Younger J G, Schreiner R J, Swaniker F, Hirschl R B, Chapman R A, Bartlett R H
Extracorporeal Life Support Service, University of Michigan, Ann Arbor, USA.
Acad Emerg Med. 1999 Jul;6(7):700-7. doi: 10.1111/j.1553-2712.1999.tb00438.x.
Extracorporeal support of heart and lung function (venoarterial perfusion) during cardiac arrest (ECPR) has been advocated as a means of improving survival following cardiac arrest. The authors retrospectively reviewed their institution's seven-year experience with this intervention.
Emergency department patients and inpatients in cardiac arrest or immediately postarrest were considered candidates. ECPR was instituted using venoarterial bypass and was continued until patients regained sufficient cardiopulmonary function to allow weaning from the device or until their condition was deemed irrecoverable.
ECPR was attempted in 25 patients and successfully instituted in 21. Four patients (16%) were converted from ECPR to ventricular assist devices, two of whom survived and await transplantation. Seven additional patients were discharged from the hospital, resulting in an overall survival of 36%. Because none of the children treated survived, there was a trend toward higher age among survivors (survivors 40 +/- 14 yr, nonsurvivors 33 +/- 15 yr, p = 0.29). The duration of conventional CPR was shorter among survivors (survivors 21 +/- 16 min, nonsurvivors 43 +/- 32 min, p = 0.04), as was the duration of extracorporeal support (survivors 44 +/- 21 hr, nonsurvivors 87 +/- 96 hr, p = 0.18). Survival was seen only in patients whose conditions were amenable to a definitive therapeutic intervention, particularly cardiac arrest due to respiratory or pulmonary embolic disease. While four of the five patients treated in the ED were successfully supported, none survived to discharge.
In select patients with reversible disease, extracorporeal CPR can be used to successfully treat cardiac arrest. Further investigation into its most appropriate application is warranted.

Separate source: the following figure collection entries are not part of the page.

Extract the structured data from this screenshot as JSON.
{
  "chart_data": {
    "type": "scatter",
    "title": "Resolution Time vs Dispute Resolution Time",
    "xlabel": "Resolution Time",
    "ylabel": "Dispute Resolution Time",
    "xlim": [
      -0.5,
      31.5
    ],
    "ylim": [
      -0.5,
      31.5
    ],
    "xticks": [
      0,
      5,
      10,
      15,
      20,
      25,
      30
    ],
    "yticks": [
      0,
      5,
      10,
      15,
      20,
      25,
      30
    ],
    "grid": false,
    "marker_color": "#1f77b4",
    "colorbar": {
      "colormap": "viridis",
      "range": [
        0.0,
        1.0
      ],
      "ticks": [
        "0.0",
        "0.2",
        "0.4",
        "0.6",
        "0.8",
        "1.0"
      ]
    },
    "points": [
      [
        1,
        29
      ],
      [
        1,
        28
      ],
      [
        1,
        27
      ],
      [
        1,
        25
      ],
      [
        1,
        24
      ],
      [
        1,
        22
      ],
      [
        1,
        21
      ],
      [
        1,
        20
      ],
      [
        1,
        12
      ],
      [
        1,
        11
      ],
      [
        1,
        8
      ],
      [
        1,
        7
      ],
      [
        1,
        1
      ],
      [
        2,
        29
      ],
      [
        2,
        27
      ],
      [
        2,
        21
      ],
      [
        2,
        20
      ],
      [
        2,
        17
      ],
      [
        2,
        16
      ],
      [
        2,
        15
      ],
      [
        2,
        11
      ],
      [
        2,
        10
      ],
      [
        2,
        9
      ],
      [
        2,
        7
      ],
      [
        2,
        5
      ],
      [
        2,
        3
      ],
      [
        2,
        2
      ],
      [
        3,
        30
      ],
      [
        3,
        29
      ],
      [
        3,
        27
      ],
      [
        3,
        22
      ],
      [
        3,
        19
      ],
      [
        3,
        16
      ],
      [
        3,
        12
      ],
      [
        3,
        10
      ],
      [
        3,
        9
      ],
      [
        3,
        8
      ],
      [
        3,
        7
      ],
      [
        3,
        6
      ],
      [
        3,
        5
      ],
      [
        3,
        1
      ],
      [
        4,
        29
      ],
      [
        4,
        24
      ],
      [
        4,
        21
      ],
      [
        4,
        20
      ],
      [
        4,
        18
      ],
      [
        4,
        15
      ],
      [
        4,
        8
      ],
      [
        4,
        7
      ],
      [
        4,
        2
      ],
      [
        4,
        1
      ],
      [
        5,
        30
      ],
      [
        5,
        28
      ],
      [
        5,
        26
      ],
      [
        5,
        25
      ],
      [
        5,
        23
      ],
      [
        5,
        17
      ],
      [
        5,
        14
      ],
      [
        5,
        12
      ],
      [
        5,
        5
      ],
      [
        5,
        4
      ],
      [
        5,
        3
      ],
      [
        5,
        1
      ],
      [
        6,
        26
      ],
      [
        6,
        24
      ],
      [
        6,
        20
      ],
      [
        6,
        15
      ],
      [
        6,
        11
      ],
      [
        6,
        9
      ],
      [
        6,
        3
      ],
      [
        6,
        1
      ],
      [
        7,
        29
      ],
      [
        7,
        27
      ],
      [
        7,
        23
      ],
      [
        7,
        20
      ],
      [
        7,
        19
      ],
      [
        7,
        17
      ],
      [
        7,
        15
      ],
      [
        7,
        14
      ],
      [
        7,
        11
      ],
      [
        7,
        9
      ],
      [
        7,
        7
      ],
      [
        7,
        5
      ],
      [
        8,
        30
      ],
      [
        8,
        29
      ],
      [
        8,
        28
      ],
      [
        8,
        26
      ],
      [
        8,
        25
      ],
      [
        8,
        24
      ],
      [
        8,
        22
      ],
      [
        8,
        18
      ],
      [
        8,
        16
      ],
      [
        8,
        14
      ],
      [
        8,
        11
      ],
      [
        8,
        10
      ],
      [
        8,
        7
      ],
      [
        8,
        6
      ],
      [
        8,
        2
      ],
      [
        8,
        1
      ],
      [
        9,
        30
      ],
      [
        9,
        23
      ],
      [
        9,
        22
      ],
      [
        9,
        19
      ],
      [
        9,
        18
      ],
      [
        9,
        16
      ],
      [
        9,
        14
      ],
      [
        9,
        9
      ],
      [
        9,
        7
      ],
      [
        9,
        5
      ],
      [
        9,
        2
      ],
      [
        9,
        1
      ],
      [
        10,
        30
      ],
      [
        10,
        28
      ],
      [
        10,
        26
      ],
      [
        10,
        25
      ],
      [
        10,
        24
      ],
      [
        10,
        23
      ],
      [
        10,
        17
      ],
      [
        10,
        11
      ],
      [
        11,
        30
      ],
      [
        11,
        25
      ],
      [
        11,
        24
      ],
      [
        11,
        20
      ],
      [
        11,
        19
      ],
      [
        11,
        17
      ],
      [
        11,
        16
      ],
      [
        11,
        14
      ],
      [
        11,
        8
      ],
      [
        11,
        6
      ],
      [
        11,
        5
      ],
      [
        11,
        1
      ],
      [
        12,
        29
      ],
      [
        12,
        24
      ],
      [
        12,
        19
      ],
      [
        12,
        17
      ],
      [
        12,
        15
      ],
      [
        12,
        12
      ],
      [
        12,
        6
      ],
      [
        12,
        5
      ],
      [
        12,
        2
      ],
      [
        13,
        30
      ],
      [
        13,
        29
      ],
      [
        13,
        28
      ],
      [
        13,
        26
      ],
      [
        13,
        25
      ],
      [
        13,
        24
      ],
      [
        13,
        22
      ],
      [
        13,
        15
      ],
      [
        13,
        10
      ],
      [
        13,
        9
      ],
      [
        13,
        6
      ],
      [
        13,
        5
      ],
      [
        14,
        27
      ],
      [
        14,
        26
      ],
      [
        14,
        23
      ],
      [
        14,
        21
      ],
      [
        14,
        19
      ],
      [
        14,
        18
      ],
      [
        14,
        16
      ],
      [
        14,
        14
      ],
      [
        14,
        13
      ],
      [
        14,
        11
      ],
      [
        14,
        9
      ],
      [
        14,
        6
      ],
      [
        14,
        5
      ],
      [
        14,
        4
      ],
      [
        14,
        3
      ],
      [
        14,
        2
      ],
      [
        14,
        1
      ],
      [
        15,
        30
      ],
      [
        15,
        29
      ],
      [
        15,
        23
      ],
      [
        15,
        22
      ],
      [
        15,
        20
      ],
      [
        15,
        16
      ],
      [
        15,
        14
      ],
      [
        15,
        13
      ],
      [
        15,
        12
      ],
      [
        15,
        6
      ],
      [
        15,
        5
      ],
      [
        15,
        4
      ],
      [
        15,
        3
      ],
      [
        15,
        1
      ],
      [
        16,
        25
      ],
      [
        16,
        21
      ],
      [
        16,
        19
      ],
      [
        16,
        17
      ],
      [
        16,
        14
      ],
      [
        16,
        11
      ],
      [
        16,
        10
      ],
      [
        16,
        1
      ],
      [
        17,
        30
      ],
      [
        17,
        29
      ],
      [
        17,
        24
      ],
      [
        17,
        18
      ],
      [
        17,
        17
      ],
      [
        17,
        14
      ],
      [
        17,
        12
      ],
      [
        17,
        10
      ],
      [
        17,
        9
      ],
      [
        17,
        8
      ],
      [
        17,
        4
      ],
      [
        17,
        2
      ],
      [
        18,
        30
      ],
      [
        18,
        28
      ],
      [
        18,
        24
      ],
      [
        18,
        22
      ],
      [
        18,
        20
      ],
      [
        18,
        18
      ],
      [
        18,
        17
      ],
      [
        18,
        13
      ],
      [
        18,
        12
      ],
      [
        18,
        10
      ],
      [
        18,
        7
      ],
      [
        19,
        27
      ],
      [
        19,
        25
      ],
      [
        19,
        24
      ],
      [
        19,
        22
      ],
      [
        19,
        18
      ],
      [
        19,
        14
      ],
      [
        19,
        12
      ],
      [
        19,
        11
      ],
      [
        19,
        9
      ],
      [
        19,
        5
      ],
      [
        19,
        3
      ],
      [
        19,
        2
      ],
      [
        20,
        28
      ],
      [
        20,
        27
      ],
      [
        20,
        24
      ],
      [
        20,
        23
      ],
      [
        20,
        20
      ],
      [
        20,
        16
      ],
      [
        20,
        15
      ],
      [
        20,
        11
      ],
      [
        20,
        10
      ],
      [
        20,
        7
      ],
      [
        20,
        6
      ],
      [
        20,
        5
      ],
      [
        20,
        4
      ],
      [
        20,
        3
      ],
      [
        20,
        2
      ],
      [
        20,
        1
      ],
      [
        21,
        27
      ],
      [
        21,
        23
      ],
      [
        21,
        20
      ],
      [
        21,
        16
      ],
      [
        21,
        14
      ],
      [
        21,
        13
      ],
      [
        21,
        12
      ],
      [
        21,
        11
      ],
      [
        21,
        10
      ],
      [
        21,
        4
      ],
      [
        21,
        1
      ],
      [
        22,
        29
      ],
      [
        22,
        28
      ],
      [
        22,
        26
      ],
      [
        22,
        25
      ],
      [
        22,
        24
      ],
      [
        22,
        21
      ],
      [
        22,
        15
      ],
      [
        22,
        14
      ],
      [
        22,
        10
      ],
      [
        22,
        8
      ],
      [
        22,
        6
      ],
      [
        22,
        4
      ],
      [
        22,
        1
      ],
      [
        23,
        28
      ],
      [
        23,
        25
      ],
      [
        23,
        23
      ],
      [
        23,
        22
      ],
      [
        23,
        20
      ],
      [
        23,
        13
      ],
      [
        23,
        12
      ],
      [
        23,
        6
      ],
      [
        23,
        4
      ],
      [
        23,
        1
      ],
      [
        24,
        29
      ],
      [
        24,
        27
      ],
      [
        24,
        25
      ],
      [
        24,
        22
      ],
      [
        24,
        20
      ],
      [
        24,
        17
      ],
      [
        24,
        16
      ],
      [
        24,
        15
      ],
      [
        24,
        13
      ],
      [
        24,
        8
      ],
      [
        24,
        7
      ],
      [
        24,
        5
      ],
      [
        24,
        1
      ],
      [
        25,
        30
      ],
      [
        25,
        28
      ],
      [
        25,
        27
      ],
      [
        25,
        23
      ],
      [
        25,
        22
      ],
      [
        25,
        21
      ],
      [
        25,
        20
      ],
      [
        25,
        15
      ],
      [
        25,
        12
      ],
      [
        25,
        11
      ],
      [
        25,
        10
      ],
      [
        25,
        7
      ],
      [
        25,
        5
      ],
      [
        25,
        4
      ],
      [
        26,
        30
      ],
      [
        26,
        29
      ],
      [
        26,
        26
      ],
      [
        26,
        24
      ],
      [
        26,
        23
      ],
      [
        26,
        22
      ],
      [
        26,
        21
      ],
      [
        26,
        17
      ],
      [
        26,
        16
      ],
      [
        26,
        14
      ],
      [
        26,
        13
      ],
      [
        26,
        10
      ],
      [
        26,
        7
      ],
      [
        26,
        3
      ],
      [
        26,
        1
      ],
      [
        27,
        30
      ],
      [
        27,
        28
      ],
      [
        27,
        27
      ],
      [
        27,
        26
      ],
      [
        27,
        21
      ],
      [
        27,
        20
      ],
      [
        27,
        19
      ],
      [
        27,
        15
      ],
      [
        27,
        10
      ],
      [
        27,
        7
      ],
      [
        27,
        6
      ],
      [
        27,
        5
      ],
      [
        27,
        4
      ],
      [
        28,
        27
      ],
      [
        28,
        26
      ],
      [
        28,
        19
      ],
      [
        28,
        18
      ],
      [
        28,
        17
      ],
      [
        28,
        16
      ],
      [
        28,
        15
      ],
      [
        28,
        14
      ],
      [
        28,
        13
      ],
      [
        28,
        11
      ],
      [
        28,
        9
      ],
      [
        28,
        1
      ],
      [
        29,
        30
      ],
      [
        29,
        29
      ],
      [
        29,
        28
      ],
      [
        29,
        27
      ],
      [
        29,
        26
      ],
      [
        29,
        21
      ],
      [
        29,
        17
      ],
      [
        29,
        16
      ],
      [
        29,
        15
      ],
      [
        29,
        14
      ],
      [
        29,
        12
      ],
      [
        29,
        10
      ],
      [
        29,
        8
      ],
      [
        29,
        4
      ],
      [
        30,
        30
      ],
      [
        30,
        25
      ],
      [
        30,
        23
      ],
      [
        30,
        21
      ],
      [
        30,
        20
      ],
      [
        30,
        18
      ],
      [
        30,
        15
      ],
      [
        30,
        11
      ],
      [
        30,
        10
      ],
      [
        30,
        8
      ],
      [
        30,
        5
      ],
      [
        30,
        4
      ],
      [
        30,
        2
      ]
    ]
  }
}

心脏骤停期间心肺功能的体外支持(静脉-动脉灌注,即体外心肺复苏[ECPR])已被提倡作为提高心脏骤停后生存率的一种手段。作者回顾性分析了他们所在机构七年中应用此干预措施的经验。
心脏骤停或骤停后即刻的急诊科患者及住院患者被视为候选对象。采用静脉-动脉旁路进行ECPR,并持续进行直至患者恢复足够的心肺功能以脱离该设备,或直至其病情被判定无法恢复。
25例患者尝试进行ECPR,21例成功实施。4例患者(16%)从ECPR转为心室辅助装置,其中2例存活并等待移植。另有7例患者出院,总体生存率为36%。由于接受治疗的儿童均未存活,幸存者有年龄偏大的趋势(幸存者40±14岁,非幸存者33±15岁,p = 0.29)。幸存者的传统心肺复苏持续时间较短(幸存者21±16分钟,非幸存者43±32分钟,p = 0.04),体外支持持续时间也较短(幸存者44±21小时,非幸存者87±96小时,p = 0.18)。仅在病情适合确定性治疗干预的患者中观察到生存情况,特别是因呼吸或肺栓塞疾病导致的心脏骤停患者。虽然在急诊科接受治疗的5例患者中有4例得到成功支持,但均未存活至出院。
对于部分患有可逆性疾病的患者,体外心肺复苏可成功用于治疗心脏骤停。有必要对其最恰当的应用进行进一步研究。